- Born: Abū Aqīl Labīd ibn Rabīʿa ibn Mālik al-ʿĀmirī c. 560 Higher Nejd, Arabia
- Died: c. 661
- Occupations: Poet, Warrior
- Writing career
- Language: Arabic
- Period: Pre-Islamic and Islamic eras
- Genre: Poetry
- Notable work: Mu'allaqat

= Labid =

Arabian poet (died c.660)

Abū Aqīl Labīd ibn Rabīʿa ibn Mālik al-ʿĀmirī (أبو عقيل لَبيد بن ربيعة بن مالك العامِري; c. 560 – c. 661) was an Arab poet from higher Nejd and a companion of the Islamic prophet Muhammad.
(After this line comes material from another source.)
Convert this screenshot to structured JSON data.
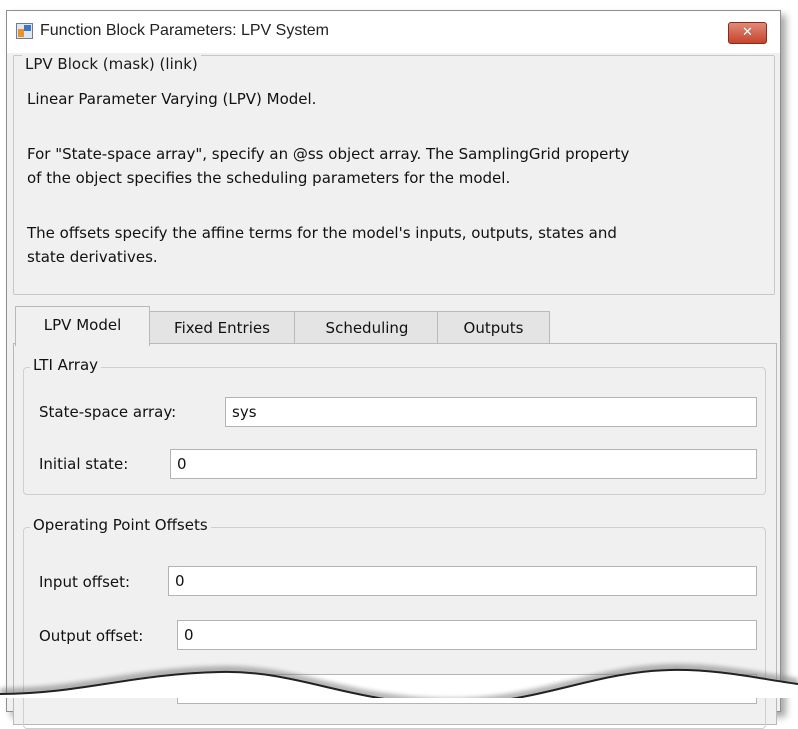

He belonged to the Bani Amir, a division of the tribe of the Hawazin. In his younger years he was an active warrior, and his verse is largely concerned with inter-tribal disputes. Later, he was sent by a sick uncle to get a remedy from Muhammad at Medina and on this occasion was much influenced by a part of the Quran's, shortest Surah, 'Al-Kawthar'. He accepted Islam soon after. One of his poems is contained in the Mu'allaqat.

His muruwwa (virtue) is highlighted in the story that he vowed to feed people whenever the east wind began to blow, and to continue so doing until it stopped. Al-Walid 'Uqba, leader of the Kuffa, sent him one hundred camels to enable him to keep his vow.

In an elegy composed for Nu'mh Mundhii, Labid wrote:
Every thing, but Allah, is vain
And all happiness, unconditionally, will vanish
When a man is on a night journey, he thinks that he has accomplished some deed
But man spends his life in hopes
...
If you do not trust your self, approve it
Perhaps the past would unclose it to you
When you do not find a father other than 'Adnan and Ma'ad,
The judge (God) will punish you
On the day when every body will be informed of his deeds
When the record of his life is opened before Allah

Muhammad said of the first verse of the above eulogy: "The most true words said by a poet was the words of Labid" and "Verily, Everything except Allah is perishable and Umaiya bin As-Salt was about to be a Muslim (but he did not embrace Islam)."